Sense perception is the active, selective and interpretive process of recording or gaining knowledge and becoming conscious of our outside world. It includes our 5 senses: touch, smell, sight, sound and kinesthetic awareness. The problems with using sense perception is that at times it limits and filters human knowledge. Our brain takes in information through our senses. It’s trained to block out things that we don’t need. Or even things that we do need but don’t realize it.
For example, while we are working hard, we can hear slightly the conversation between people nearby. We hear, but we don’t fully understand because our brain is focusing on something else. Our senses are very fragile and can be damaged easily. For example, our hearing can be damaged by extensive use of loud music. As humans, we often develop a bias. Because of this we cannot rely on sense perception. We compare the information we are taking in with our past experience. Examples of sense perception as a weakness include:our senses do not develop to our full potential, for example: a dog can hear frequencies from 40Hz to 60KHz. The range of frequencies humans can hear only go up to 20KHz.

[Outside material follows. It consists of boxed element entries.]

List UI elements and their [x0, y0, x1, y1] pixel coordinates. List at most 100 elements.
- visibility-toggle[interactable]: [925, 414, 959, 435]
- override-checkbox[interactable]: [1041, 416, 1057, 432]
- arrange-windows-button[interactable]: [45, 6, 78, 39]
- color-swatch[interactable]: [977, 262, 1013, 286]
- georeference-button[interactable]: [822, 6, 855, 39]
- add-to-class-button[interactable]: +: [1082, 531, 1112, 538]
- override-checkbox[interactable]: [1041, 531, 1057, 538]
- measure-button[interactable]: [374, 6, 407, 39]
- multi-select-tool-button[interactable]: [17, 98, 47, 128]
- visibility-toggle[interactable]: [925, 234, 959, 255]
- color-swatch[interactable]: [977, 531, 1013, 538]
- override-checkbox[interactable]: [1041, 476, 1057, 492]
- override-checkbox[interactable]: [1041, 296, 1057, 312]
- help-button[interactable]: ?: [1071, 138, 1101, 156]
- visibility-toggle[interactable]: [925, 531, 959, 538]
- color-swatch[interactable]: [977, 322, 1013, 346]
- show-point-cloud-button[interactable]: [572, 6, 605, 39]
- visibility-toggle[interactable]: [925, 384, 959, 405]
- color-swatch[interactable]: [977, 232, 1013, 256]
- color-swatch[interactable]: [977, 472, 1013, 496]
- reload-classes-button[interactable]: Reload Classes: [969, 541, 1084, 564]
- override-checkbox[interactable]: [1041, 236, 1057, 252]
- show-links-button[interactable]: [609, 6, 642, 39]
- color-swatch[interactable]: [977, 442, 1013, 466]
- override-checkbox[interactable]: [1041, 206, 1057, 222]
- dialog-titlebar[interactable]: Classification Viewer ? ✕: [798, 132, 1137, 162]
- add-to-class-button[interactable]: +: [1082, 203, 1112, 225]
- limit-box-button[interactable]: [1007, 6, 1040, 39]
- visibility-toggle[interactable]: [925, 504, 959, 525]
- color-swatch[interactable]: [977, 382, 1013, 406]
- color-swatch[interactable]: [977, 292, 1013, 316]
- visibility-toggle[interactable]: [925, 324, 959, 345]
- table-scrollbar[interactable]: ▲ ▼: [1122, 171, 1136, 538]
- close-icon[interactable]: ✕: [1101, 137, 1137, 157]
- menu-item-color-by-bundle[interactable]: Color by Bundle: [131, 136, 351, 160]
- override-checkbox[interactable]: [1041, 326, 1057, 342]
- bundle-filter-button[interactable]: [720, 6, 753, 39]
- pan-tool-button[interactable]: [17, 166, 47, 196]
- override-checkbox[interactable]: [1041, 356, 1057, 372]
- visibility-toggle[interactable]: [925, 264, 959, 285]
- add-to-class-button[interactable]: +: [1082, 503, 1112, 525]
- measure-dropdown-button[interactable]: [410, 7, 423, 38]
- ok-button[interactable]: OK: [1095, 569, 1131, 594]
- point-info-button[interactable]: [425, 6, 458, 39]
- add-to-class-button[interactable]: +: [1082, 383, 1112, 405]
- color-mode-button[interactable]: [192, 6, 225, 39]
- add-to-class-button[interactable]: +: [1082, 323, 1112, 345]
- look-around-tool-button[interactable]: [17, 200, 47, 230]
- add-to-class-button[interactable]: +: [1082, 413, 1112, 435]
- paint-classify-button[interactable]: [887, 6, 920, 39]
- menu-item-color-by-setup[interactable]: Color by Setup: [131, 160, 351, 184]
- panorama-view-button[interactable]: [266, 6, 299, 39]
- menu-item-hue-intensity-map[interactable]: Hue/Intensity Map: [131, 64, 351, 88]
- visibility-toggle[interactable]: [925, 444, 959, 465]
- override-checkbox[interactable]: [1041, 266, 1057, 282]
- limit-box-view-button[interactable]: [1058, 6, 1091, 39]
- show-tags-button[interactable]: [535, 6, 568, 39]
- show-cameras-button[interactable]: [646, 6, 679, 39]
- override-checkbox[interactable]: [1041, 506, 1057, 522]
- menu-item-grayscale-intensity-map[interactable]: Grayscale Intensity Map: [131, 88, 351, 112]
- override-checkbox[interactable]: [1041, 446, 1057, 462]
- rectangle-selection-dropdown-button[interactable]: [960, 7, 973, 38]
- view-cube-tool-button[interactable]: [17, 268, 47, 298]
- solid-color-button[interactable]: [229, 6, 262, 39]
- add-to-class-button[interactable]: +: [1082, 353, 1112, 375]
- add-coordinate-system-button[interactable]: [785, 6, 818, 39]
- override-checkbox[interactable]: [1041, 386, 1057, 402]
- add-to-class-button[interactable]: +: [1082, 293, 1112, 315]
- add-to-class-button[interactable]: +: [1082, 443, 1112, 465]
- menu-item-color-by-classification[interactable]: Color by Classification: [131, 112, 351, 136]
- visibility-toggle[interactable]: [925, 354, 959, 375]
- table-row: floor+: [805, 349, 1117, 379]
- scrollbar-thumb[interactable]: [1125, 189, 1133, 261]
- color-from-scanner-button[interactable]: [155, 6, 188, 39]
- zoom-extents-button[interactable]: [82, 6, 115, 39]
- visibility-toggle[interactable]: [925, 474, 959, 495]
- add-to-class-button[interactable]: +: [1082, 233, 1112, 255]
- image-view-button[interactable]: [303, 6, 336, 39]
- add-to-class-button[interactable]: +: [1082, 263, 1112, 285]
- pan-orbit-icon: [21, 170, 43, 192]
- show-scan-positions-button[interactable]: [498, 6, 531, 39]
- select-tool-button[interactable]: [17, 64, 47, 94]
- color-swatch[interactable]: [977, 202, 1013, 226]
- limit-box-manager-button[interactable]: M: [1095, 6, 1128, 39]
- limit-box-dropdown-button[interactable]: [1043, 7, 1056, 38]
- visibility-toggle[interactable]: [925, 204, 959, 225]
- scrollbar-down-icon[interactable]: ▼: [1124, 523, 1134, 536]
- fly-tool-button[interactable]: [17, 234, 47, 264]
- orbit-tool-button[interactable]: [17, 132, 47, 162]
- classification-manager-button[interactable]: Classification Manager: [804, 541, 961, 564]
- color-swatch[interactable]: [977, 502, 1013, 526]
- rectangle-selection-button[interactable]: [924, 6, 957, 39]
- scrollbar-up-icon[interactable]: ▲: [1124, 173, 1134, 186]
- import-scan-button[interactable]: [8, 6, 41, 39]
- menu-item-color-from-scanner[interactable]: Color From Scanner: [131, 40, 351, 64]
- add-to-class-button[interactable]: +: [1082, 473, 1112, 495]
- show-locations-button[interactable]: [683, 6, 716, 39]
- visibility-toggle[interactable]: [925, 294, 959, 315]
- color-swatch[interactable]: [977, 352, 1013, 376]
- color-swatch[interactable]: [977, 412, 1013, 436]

Secondly, we can only smell things if they have a strong smell, animals such as sharks can smell their prey from hundreds of meters away. The strengths of sense perception include the ability to recall our past experiences. Our past experiences can always be reinterpreted in the future. For example, if we accidentally burn ourselves by touching a hot kettle, it will be in our nature to be careful next time when handling hot objects. Some may argue that this is still a limiting factor, but others disagree as you can easily overcome it later. Secondly, language barriers can easily be overcome by sense perception. It takes time, effort and motivation.